The takeaway: DUP appears superior to LP for trained lifters, but both are significantly better than no periodisation. For beginners, LP is sufficient. For intermediates and advanced lifters, DUP produces better long-term results.


📊 Which Popular Programmes Use Each Model

Programme Periodisation Model Level
Starting Strength Linear (session-to-session) Beginner
StrongLifts 5x5 Linear (session-to-session) Beginner
Texas Method Weekly undulating (V/R/I) Early intermediate
5/3/1 Monthly linear waves Intermediate
nSuns Daily undulating (auto-regulated) Intermediate
GZCLP Concurrent (T1/T2/T3) Beginner–intermediate
Sheiko Block periodisation Intermediate–advanced
Conjugate Concurrent (ME/DE) Advanced

👟 Footwear Considerations for Periodised Training

Regardless of which periodisation model you use, consistent footwear across training phases is important for technique development:

  • Hypertrophy phases (higher reps, moderate weight): Weightlifting shoes recommended for squat-focused sessions — consistent heel elevation supports technique across all rep ranges.
  • Strength phases (lower reps, heavier weight): Same footwear as hypertrophy phase. Switching shoes between phases disrupts technique.
  • Peaking phases (near-maximal weights): Use the exact shoes you will compete in. Peaking is not the time to experiment with footwear.
  • Deadlift across all phases: Flat shoes or deadlift slippers regardless of periodisation model.

See our Best Squat Shoes 2026 — USA guide for recommendations at every price point.


🎯 The Verdict — Which Should You Use?

Use Linear Periodisation if: You are a beginner or early intermediate. LP is simpler to execute and sufficient for driving adaptation at this stage. Starting Strength, StrongLifts, and basic peaking programmes are LP-based.
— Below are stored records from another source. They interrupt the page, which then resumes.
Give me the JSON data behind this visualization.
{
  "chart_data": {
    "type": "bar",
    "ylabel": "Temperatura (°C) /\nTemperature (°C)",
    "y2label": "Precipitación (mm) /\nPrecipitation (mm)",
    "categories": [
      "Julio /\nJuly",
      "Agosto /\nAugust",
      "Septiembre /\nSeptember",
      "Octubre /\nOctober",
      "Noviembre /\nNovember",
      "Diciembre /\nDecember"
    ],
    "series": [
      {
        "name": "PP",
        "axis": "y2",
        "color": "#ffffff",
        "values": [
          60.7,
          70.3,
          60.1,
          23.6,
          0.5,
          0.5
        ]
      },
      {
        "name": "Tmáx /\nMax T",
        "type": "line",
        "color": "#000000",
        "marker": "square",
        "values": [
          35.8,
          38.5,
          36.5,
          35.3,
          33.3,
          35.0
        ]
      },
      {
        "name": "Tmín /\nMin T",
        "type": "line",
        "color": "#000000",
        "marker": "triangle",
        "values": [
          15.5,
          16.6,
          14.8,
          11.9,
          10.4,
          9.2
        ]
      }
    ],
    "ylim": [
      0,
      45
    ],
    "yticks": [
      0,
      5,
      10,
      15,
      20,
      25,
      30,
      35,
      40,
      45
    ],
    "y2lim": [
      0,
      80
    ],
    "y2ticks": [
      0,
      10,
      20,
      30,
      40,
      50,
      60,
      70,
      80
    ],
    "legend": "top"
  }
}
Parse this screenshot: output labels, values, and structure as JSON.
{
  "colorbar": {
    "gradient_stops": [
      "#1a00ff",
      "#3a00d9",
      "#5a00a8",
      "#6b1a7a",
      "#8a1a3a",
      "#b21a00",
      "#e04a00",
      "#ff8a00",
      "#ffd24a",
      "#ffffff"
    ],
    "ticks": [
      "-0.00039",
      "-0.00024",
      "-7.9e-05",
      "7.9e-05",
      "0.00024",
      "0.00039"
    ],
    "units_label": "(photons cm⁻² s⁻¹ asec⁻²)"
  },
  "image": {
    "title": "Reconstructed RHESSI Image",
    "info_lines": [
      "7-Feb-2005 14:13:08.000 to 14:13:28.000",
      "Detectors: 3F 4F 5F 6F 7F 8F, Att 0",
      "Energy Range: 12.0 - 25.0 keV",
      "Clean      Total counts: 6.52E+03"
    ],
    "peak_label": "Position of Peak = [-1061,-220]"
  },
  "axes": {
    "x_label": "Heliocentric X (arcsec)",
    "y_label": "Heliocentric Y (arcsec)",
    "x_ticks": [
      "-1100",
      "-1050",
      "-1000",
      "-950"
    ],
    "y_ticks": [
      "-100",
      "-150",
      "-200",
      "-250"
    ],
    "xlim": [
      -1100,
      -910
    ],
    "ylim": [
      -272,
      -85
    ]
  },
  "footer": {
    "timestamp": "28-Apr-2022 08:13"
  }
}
Use Daily Undulating Periodisation if: You are an intermediate or advanced lifter who has stalled on LP. DUP produces superior strength gains in trained individuals and prevents accommodation more effectively. nSuns, custom DUP programmes, and many advanced templates use this model.

The research is clear: both models beat no periodisation. For most lifters, the progression is LP (beginner) → weekly undulation (early intermediate, e.g., Texas Method) → DUP (intermediate–advanced).


FAQ

Is 5/3/1 linear or undulating periodisation?
5/3/1 uses monthly linear waves — intensity increases across the 3-week wave (5s, 3s, 1s week) before resetting. It’s a hybrid that sits between classic LP and DUP.

Can I combine LP and DUP?
Yes — many advanced programmes use block periodisation, which combines LP phases (hypertrophy block, strength block, peaking block) with DUP within each block. Sheiko is an example of this approach.

Which is better for powerlifting competition?
DUP-based programmes are generally superior for intermediate and advanced powerlifters. However, a competition peaking block (which is LP-based) is typically used in the final 8–12 weeks before a meet regardless of the base programme.